The IEA estimates that at least 10 million bpd of supply has already been shut in, making it the largest disruption the oil market has ever faced.
Refineries across the Gulf are reducing runs because products cannot be exported.
Diesel, jet fuel, and LPG markets are tightening sharply. Governments have responded with a record 400-million-barrel release from strategic reserves, but those barrels will arrive slowly while the disruption is happening now. At the same time, Tehran itself is sending mixed signals.
Iranian diplomats say the country does not intend to close the strait, while the new supreme leader has suggested the waterway will remain shut as leverage against the United States and its partners.
In practice, the effect is the same. Hormuz is effectively blocked, and until tankers can move safely again, the global oil market will remain under severe pressure.

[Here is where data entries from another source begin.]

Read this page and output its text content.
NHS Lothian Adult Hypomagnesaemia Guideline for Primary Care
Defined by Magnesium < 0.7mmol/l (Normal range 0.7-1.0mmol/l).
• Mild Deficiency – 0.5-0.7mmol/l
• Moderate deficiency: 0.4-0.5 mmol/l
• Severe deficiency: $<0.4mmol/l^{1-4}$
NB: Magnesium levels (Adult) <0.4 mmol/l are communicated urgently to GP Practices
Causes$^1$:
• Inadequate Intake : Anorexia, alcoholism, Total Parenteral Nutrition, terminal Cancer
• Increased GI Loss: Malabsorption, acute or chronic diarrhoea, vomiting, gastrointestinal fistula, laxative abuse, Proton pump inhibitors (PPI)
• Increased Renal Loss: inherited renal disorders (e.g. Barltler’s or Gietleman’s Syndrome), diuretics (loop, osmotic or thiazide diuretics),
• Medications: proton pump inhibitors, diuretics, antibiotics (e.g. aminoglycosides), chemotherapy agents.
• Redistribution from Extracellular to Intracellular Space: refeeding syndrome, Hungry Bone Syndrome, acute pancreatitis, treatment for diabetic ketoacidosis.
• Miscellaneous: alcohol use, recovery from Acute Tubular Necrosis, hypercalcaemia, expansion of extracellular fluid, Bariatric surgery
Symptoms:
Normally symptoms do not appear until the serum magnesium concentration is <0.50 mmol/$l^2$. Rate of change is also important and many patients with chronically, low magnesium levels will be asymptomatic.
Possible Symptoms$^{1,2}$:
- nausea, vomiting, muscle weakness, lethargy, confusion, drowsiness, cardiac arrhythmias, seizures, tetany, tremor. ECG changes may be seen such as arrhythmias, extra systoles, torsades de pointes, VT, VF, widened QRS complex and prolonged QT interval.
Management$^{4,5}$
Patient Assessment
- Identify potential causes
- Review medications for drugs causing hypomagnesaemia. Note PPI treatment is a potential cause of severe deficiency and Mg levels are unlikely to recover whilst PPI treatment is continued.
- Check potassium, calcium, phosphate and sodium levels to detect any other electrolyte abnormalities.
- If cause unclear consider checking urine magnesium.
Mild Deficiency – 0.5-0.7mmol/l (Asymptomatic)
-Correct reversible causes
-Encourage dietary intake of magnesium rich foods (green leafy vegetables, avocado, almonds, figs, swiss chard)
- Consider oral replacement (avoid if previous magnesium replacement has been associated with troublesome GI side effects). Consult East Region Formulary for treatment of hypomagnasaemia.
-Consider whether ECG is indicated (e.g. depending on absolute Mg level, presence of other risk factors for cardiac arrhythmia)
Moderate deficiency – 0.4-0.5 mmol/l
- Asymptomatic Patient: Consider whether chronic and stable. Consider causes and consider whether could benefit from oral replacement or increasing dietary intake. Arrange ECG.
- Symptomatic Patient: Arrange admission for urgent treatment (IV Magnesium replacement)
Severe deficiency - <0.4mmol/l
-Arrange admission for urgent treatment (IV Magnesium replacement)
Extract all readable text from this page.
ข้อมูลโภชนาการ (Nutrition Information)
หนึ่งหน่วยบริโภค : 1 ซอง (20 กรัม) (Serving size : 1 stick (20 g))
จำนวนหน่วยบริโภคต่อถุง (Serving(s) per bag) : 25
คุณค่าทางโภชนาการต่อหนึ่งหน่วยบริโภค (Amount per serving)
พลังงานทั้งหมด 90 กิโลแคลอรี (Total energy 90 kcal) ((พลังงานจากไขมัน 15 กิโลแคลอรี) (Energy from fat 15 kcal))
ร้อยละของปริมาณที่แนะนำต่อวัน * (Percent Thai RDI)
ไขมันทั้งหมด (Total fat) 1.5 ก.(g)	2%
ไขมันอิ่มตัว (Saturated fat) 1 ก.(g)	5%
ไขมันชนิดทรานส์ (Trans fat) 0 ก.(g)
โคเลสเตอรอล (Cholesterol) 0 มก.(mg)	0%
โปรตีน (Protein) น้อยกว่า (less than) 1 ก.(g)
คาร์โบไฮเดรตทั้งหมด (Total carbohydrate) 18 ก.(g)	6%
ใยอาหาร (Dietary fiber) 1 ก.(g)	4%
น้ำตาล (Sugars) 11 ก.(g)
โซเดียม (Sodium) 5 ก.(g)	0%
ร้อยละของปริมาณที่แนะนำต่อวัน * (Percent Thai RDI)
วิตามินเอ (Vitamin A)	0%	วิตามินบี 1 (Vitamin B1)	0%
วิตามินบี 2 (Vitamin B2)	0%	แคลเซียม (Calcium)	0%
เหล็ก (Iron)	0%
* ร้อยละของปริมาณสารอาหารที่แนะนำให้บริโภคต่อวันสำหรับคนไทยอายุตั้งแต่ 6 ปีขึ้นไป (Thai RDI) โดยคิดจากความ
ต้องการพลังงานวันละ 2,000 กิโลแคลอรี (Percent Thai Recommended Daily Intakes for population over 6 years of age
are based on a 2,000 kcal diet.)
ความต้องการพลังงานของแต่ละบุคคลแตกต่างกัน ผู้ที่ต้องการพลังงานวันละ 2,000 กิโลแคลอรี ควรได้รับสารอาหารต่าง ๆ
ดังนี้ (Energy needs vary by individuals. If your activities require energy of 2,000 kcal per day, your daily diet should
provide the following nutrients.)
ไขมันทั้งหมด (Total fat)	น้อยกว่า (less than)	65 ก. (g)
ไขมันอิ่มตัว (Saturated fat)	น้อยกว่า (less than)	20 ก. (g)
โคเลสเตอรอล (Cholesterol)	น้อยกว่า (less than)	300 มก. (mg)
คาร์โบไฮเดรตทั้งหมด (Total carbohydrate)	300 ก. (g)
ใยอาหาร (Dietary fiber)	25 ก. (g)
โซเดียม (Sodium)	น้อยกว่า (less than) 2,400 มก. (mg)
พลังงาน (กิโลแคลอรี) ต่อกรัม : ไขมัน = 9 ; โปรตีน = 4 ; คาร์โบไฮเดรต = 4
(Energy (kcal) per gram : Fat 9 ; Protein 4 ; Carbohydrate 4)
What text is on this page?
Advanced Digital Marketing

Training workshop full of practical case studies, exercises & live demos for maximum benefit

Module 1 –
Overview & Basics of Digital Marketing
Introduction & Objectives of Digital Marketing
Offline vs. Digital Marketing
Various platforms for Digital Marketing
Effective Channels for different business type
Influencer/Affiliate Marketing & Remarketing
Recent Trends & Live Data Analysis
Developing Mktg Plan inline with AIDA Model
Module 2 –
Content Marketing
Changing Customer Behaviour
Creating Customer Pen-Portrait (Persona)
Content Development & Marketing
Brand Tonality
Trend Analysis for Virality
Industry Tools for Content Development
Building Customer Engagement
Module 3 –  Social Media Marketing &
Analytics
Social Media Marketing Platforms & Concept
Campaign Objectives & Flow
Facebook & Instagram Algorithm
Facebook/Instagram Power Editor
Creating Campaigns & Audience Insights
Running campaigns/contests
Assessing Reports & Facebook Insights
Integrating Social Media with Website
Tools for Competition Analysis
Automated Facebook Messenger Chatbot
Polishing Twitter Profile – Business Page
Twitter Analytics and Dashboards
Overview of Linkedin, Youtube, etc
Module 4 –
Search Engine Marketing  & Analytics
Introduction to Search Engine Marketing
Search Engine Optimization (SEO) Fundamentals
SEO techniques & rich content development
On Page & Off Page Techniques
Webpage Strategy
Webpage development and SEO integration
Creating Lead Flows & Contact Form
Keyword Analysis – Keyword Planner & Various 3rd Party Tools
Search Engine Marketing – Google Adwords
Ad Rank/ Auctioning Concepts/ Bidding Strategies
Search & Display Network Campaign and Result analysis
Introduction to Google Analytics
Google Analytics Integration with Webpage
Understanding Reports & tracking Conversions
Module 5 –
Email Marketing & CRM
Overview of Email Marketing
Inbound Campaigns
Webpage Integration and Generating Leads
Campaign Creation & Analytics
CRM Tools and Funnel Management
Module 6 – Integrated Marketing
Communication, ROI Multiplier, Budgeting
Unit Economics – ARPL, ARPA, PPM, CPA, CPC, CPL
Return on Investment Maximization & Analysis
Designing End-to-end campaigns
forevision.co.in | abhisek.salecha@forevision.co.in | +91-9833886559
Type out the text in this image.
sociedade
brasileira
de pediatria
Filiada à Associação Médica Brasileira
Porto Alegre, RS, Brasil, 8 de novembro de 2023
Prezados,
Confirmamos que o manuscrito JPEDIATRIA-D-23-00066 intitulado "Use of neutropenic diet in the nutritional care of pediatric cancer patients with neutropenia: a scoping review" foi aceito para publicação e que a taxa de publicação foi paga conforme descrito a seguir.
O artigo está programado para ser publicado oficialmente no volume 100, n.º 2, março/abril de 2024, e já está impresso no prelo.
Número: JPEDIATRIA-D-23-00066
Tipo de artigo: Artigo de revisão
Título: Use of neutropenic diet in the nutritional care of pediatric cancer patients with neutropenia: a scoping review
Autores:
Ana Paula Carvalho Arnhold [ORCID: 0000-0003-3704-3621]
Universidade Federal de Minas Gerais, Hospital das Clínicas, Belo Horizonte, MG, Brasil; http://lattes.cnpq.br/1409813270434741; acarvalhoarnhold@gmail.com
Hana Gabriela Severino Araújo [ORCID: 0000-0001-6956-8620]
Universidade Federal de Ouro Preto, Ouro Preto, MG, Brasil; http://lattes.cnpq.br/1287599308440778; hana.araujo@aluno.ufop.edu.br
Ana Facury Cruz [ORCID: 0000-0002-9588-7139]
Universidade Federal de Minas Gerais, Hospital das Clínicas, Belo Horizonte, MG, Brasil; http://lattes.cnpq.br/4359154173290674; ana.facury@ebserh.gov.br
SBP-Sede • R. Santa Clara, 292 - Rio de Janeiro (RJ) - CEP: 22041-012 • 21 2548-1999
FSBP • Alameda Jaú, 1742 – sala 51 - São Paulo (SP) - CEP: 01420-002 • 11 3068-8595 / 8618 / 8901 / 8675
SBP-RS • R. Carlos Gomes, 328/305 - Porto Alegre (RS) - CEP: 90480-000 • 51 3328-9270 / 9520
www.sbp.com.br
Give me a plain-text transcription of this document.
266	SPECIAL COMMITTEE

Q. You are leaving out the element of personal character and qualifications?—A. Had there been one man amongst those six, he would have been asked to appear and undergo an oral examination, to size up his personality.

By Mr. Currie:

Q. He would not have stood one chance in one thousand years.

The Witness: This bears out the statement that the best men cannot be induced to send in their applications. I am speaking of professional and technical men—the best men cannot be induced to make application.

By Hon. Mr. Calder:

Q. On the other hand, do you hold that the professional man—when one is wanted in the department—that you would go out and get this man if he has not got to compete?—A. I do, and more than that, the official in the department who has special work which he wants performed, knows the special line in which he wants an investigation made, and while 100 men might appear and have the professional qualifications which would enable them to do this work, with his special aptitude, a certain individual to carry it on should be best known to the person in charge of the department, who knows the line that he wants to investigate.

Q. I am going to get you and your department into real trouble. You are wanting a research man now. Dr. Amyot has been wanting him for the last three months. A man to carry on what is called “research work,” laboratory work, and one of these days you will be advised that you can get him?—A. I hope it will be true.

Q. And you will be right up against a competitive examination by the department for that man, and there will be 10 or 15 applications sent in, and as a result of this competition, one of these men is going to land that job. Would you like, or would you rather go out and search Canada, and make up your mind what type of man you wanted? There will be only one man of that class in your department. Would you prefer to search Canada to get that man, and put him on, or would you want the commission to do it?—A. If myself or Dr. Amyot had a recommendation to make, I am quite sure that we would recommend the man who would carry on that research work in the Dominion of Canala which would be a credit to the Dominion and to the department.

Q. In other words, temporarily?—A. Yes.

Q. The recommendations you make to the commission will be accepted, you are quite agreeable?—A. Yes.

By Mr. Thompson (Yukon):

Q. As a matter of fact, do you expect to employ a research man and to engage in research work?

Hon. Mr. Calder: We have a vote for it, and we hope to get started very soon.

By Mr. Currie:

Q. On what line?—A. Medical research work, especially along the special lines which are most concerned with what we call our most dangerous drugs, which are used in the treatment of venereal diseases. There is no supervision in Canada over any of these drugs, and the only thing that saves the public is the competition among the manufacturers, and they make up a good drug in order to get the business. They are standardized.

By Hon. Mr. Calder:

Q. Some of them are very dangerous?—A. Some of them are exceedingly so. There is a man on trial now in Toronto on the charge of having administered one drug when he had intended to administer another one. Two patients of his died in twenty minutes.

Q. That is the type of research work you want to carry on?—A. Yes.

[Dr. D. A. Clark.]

Iran’s leadership structure is entering a period of real uncertainty following the death of Ayatollah Ali Khamenei.
The Supreme Leader has always served as the central node arbitrating among clerical institutions, security forces, and political factions.
Now that he’s gone, the state is functioning with overlapping centers of power that have not found a unified footing yet.
Contradictions are the new name of the game in Tehran. President Masoud Pezeshkian suggested Tehran might scale back attacks on Gulf states if their airspace was not used for U.S. strikes.